Stay a Step Ahead of Treasury Yields with the HYEM ETF

Treasury yields are moving higher, causing stocks to head in the other direction. Fixed income investors looking to stay head of benchmark government debt can look overseas with the VanEck Vectors EM High Yield Bond ETF (HYEM).

HYEM seeks to replicate the ICE BofAML Diversified High Yield US Emerging Markets Corporate Plus Index, which is comprised of U.S. dollar-denominated bonds issued by non-sovereign emerging market issuers that have a below investment grade rating and that are issued in the major domestic and Eurobond markets.

As of March 4, the fund has a 30-day SEC yield of 4.65%, a distribution yield of 4.92%, and a 12-month yield of 5.42%. The current 10-year Treasury rate stands at about 1.5% in comparison.

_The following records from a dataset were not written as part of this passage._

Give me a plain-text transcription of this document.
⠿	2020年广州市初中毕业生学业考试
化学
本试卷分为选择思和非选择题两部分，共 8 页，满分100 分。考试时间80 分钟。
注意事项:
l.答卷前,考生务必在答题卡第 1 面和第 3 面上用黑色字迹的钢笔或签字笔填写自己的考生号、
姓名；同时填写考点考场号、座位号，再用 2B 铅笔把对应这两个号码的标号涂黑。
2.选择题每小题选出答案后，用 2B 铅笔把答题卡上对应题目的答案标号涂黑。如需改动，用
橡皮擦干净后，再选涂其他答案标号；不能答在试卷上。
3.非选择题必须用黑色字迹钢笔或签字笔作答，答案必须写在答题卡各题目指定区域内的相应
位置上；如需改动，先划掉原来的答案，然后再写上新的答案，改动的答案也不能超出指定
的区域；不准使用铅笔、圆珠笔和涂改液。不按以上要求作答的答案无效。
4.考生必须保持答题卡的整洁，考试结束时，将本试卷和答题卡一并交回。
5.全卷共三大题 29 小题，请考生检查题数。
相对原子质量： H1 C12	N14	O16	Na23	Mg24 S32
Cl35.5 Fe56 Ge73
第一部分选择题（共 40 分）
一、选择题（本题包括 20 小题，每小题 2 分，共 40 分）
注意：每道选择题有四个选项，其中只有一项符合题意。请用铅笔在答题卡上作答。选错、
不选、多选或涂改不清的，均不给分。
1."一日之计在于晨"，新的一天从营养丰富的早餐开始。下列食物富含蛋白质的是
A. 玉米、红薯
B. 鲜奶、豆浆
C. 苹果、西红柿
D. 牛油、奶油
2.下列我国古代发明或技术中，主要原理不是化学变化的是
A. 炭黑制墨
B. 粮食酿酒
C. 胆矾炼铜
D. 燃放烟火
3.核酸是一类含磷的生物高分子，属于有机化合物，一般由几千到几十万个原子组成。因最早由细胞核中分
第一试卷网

“HYEM offers unique exposure in two regards; it focuses on junk bonds of companies headquartered in emerging markets,” ETF Database analysis noted. “As such, this ETF has the potential to bring geographic and currency diversification to a fixed income portfolio while also delivering returns materially higher than those on investment grade debt. HYEM focuses on U.S. dollar-denominated debt, which removes the foreign exchange rate risk from the equation.”

The exchange traded fund:

  • Focuses solely on the non-sovereign segment of the high yield emerging markets bond market
  • Currently has lower average duration compared to high yield U.S. corporate bonds
  • Boasts lower historical default rates than high yield U.S. corporate bonds

HYEM Distribution Yield Chart

Questionable Valuations and Rising Yields

The major indexes were riding a vaccine rally since the middle of last year, but now investors are questioning whether or not the stock market might be overheated. As a Bloomberg article mentioned, the “Treasury market may be just one spark away from exploding and sending 10-year yields all the way up to 2%, suggesting that the rout of 2021 may not yet be over and raising the chances that other assets like emerging-market bonds might also be living on borrowed time.”

This could help make emerging markets more attractive, given that analysts are projecting that “the target on Treasury yields around half a percentage point higher than current levels following the rapid, reflation-fueled selloff that took the market by storm last week. Should that happen, it’s not just developed markets that will be left reeling.”

“Developing-market bonds are increasingly at risk as investor concern grows about stretched valuations and the chances of a policy misstep by the Federal Reserve,” the article added.